Bule nomad

· 2 minute read

Ada response negatif terhadap bule yang kerja nomad di Bali, tapi dia tidak memberikan kontribusi apa-apa ke sekitar. Issuenya juga mereka tidak bayar pajak. Ternyata kalau freelance atau berbisnis di Bali itu WNA, itu sebenarnya kena pajak, walaupun pendapatan dollar. Tapi banyak yang lolos, mungkin karena gak dicekin ketat.

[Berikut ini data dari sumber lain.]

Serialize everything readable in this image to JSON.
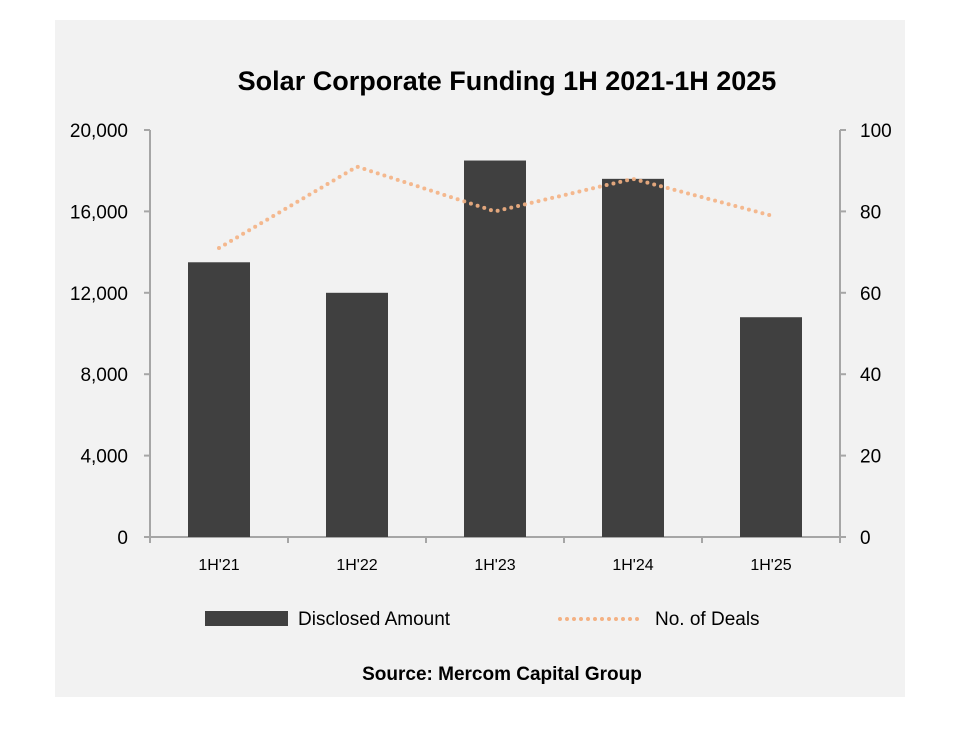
{
  "chart_data": {
    "type": "bar+line",
    "title": "Solar Corporate Funding 1H 2021-1H 2025",
    "categories": [
      "1H'21",
      "1H'22",
      "1H'23",
      "1H'24",
      "1H'25"
    ],
    "series": [
      {
        "name": "Disclosed Amount",
        "type": "bar",
        "axis": "left",
        "color": "#404040",
        "values": [
          13500,
          12000,
          18500,
          17600,
          10800
        ]
      },
      {
        "name": "No. of Deals",
        "type": "line",
        "style": "dotted",
        "axis": "right",
        "color": "#f4b183",
        "values": [
          71,
          91,
          80,
          88,
          79
        ]
      }
    ],
    "y_left": {
      "range": [
        0,
        20000
      ],
      "ticks": [
        "0",
        "4,000",
        "8,000",
        "12,000",
        "16,000",
        "20,000"
      ]
    },
    "y_right": {
      "range": [
        0,
        100
      ],
      "ticks": [
        "0",
        "20",
        "40",
        "60",
        "80",
        "100"
      ]
    },
    "grid": false,
    "legend": "bottom",
    "source": "Source: Mercom Capital Group"
  }
}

Tahun 2019 ada viral, dua bule cewek yang dia jualan e-book bagaimana cara hidup enak di bali. Harga ebooknya $50 dollar, selain itu mereka juga buka jasa konsultasi tentang topik yang sama, itu perjam bisa sampe $100an dollar. Ketika viral, banyak yang tersulut, menganggap ini adalah kolonialisasi modern. Mereka akhirnya dideportasi, karena disamping dia mengajak orang-orang berbondong untuk pindah ke Bali karena biaya lebih murah, dia juga ngasi tips and trick gimana mengelabui jasa imigrasi waktu masih pandemi.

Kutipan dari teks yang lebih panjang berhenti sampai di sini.